A partir de então, Patrícia, que se autopressionava para ser excelente em tudo, precisou aprender a “colocar o pé no freio” e a lidar com um ritmo de vida mais vagaroso, sem ficar ansiosa por resolver tudo no mesmo dia. “O ponto inicial de tudo é a aceitação. Saber que naquele momento eu estou naquela situação e não sou aquilo. Por isso a terapia é fundamental. Os remédios ajudam, mas quem realmente tira da crise é a terapia.”

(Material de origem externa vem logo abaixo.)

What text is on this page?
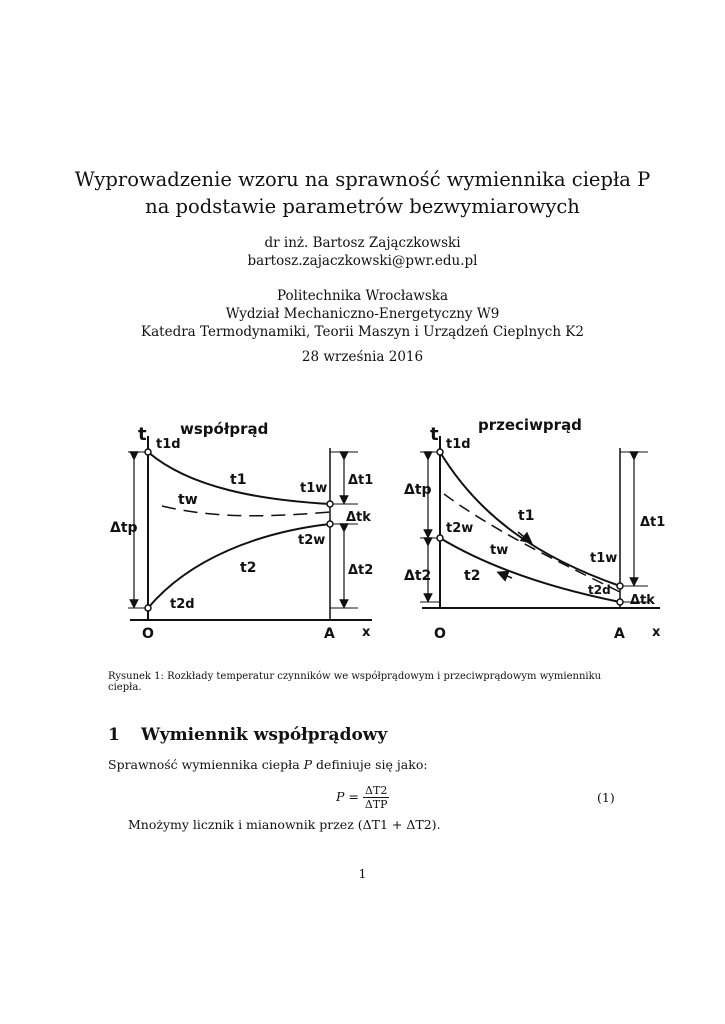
Wyprowadzenie wzoru na sprawność wymiennika ciepła P
na podstawie parametrów bezwymiarowych
dr inż. Bartosz Zajączkowski
bartosz.zajaczkowski@pwr.edu.pl
Politechnika Wrocławska
Wydział Mechaniczno-Energetyczny W9
Katedra Termodynamiki, Teorii Maszyn i Urządzeń Cieplnych K2
28 września 2016
współprąd
t t1d
t1
tw
t1w
Δtk
Δt1
Δtp
t2w
t2	Δt2
t2d
O	A x
przeciwprąd
t t1d
Δtp
t2w
tw
t1
Δt2 t2
t1w
t2d
Δt1
Δtk
O	A x
Rysunek 1: Rozkłady temperatur czynników we współprądowym i przeciwprądowym wymienniku ciepła.
1 Wymiennik współprądowy
Sprawność wymiennika ciepła P definiuje się jako:
$P = \frac{\Delta T2}{\text{ΔTP}}$	(1)
Mnożymy licznik i mianownik przez (ΔT1 + ΔT2).
1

Atualmente, ela não toma mais medicamentos porque aprendeu a se controlar com muita terapia e autoconhecimento. “Eu acho que isso não tem cura, mas temos o controle e o entendimento de que precisamos nos dar o tempo necessário e que não conseguimos ser 100% em tudo, principalmente nós que somos mulheres. E a mulher tende a se cobrar muito nesse sentido, achando que tem de ser perfeita em todos os setores da vida, e aí acontecem os acúmulos que desencadeiam nas síndromes”, finalizou.